L’alzarsi e il mettersi in movimento di Matteo è chiaramente l’abbandono del suo tavolo, della sua professione, quindi della sua condizione professionale che era anche occasione e condizione della sua impurità. Ma il racconto non ci dice che Matteo viene chiamato perché sceglie di lasciare il suo bancone. Matteo non verrà ricordato come un ex-pubblicano, nell’elenco dei Dodici. Il racconto ci dice, come chiarirà anche la risposta di Gesù a quanti contestano il suo mangiare con pubblicani e peccatori, che egli non è venuto a chiamare i giusti, bensì i peccatori.

Il tempo della verifica e della prova

Dopo quello di Matteo, non ci saranno più racconti di chiamata in senso stretto nel seguito del racconto. Al capitolo 10 quella ai Dodici è piuttosto una convocazione in vista non di una sequela, bensì di una costituzione come gruppo con una particolare missione e di un invio. Ai Dodici saranno conferiti i poteri di fare esorcismi e di guarire, ma soprattutto seguirà un lungo discorso, proprio di Matteo, sullo specifico della loro missione. Come a dire: è giunta l’ora di mettere in pratica ciò che avete appreso; vediamo cosa avete imparato in tutto l’intenso apprendistato che avete fatto fino a questo punto.

Si prepara il tempo della verifica e della prova; cominciano a profilarsi, all’orizzonte, le prime difficoltà. In quel tempo, come non mai, la memoria esistenziale e narrativa di un giorno di luce, lungo il mare di Galilea o in un chiassoso mercato, sarà un viatico prezioso.



[1] L’invio di Mt 28,19-20: «Andate dunque e ammaestrate tutte le nazioni, battezzandole nel nome del Padre e del Figlio e dello Spirito Santo, insegnando loro a osservare tutto ciò che vi ho comandato. Ecco, io sono con voi tutti i giorni, fino alla fine del mondo», è anticipazione di un andare che prosegue anche oltre la storia narrata.

[2] Ne abbiamo traccia nello stesso Matteo in 8,19 e in Gv 1,35-42.

[3] L’intertestualità veterotestamentaria più probabile è Ger 16,16: «Ecco, io invierò numerosi pescatori – dice il Signore – che li pescheranno…», sebbene qui – dato il contesto dell’oracolo, pure di carattere escatologico – la figura dei pescatori sia strumento di un giudizio punitivo e non salvifico.

[4] Verbo tecnico dei racconti di chiamata, insieme a «seguire».

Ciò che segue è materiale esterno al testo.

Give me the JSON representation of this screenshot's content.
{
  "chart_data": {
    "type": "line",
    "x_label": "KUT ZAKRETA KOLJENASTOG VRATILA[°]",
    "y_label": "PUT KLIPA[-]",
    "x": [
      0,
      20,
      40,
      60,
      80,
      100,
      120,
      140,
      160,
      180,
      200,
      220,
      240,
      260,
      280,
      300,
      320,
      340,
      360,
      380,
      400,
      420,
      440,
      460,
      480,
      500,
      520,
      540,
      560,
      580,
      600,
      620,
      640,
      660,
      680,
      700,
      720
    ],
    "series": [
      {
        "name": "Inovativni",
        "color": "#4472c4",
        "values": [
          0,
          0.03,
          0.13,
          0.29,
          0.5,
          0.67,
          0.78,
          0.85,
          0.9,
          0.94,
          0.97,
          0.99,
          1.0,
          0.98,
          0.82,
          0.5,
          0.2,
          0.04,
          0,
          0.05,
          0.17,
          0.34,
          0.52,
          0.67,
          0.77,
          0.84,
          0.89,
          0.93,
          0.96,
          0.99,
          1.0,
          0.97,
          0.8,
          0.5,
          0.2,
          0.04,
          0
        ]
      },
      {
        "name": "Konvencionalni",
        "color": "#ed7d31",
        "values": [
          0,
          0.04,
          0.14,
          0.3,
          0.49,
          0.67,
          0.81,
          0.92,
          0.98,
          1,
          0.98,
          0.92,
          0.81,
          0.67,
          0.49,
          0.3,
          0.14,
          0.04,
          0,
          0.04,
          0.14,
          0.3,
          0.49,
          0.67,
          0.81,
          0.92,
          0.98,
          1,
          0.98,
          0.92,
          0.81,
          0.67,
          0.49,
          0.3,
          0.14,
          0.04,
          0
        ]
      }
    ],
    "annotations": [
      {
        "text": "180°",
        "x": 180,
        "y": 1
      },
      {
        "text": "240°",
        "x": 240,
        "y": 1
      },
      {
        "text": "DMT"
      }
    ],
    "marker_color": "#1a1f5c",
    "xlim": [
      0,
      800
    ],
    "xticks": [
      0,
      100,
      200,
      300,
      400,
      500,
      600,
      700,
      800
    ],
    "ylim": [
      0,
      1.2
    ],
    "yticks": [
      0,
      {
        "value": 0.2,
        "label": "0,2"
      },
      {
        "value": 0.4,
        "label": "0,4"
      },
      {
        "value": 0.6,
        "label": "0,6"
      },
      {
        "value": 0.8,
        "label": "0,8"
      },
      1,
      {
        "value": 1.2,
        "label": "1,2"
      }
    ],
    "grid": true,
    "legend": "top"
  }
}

[5] Nel Vangelo di Marco, al contrario, c’è una contiguità narrativa molto stretta tra la chiamata dei primi discepoli e quella di Levi, che funziona efficacemente da eco e da risonanza della precedente e comincia a esplicitare come Gesù stesso diventi «pescatore di uomini», chiamando un peccatore alla sua sequela. In Matteo, invece, dopo il racconto delle prime vocazioni, inizia un lungo percorso di apprendistato.

[6] Contro Marco e Luca che si limitano a citare soltanto il nome di Matteo: cf. Mc 3,18; Lc 6,15; At 1,13.

[7] Sarà ripresa anche in Mt 12,7, chiarendo il senso di tutte le guarigioni raggruppate in questa sezione.

[8] Si veda l’immagine riprodotta in copertina di Parole di vita 1 (2008) e il commento di N. Maffioli, La vocazione di Matteo, p. 64.